- One of the great jokes of the nuisance wildlife control industry is the use of fake plastic owls for pigeon control. The theory is simple enough. We know that pigeons are terrified of one of their natural predators: owls. Thus, why not use owl decoys to scare away pigeons? Unfortunately, it doesn't work in practice. It might be the equivalent of some nuisance human control operator setting up a fake plastic boogie man (or IRS auditor, mother-in-law, insert scary human here) by your front door in hopes that it'll keep you from entering your own home. It just won't work. You'll know, somehow, that the boogie man isn't the REAL boogie man, but a fake boogie man, and you'll continue to live in your home fearlessly.

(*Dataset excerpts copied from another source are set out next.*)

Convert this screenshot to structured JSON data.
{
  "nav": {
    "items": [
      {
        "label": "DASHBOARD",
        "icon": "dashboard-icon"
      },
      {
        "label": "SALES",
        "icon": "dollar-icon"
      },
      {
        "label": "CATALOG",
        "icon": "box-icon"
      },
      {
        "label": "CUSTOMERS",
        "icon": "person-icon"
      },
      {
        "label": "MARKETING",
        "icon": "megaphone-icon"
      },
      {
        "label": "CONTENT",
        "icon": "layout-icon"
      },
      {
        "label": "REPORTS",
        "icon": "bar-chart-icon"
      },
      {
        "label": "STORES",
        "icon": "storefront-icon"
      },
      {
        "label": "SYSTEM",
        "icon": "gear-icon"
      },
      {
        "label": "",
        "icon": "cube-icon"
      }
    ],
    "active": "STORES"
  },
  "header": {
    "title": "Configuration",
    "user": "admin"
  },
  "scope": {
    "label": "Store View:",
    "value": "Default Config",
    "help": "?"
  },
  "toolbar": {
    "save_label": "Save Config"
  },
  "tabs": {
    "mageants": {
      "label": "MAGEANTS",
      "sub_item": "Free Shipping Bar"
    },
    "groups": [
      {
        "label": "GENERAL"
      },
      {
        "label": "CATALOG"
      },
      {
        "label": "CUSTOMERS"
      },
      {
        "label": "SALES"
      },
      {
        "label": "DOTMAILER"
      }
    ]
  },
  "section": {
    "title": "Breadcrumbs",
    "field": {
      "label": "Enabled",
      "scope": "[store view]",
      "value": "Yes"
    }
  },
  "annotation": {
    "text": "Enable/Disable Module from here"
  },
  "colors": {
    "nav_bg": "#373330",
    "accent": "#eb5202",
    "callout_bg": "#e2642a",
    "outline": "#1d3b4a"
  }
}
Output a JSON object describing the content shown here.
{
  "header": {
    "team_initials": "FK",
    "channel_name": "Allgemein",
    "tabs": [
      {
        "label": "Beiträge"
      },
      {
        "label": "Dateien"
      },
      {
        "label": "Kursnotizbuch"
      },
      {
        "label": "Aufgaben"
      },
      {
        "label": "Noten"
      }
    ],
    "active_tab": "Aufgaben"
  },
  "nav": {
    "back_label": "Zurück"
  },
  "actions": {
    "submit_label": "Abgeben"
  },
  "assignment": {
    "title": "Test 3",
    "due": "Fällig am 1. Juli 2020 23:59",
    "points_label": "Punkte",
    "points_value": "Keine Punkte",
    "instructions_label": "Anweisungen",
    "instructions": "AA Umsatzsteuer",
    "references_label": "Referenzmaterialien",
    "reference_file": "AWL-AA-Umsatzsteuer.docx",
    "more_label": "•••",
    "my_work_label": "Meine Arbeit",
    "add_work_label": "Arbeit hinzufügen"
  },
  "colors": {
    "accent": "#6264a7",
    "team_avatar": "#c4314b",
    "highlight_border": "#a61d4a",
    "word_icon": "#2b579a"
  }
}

That's how it is with fake plastic owls. It doesn't work on the pigeons because, surprise, they can tell that it's not the real deal. I know, I know, those plastic owls that they mold are incredibly realistic. So realistic that pigeons usually roost on top of them and poop on their heads. Real owls tend to, you know, move and hoot and swivel their heads and eat Tootsie Pops in three bites. They also eat pigeons in three bites. So when the plastic owl isn't observed eating any pigeons, it tends to diminish the owl fear factor. I've heard of fancier models of fake owls or hawks, complete with mechanical movement and sound effects, but once again, nature isn't easily fooled, and you just can't replicate the real deal.
Plastic owls are yet another attempt at cheap and easy wildlife control. Sometimes cheap and easy works. Most of the time it doesn't. In the case of pigeon control, it never does. In fact, many bird control experts will actually seek out plastic owls on buildings and contact the building owners about their pigeon problem, which obviously isn't being solved correctly. The only real way to solve pigeon problems is more complex - usually involving the installation of deterrents that will physically prevent them from landing and roosting - such as bird spikes or netting.
In the above photo, we see that the building owners attempted the use of a plastic owl in their first effort at getting rid of the pigeons. Of course it did not work, so that's why I installed these bird spikes on the beams instead. That actually took care of the problem.
So go ahead and try out the plastic owl. It might even look cute sitting atop your building, and it might even trick a birdwatcher or two. Unfortunately, it won't trick any resident pigeons, and eventually, you'll end up removing your pigeon-poop-covered bird ornament from the building in favor of a real solution.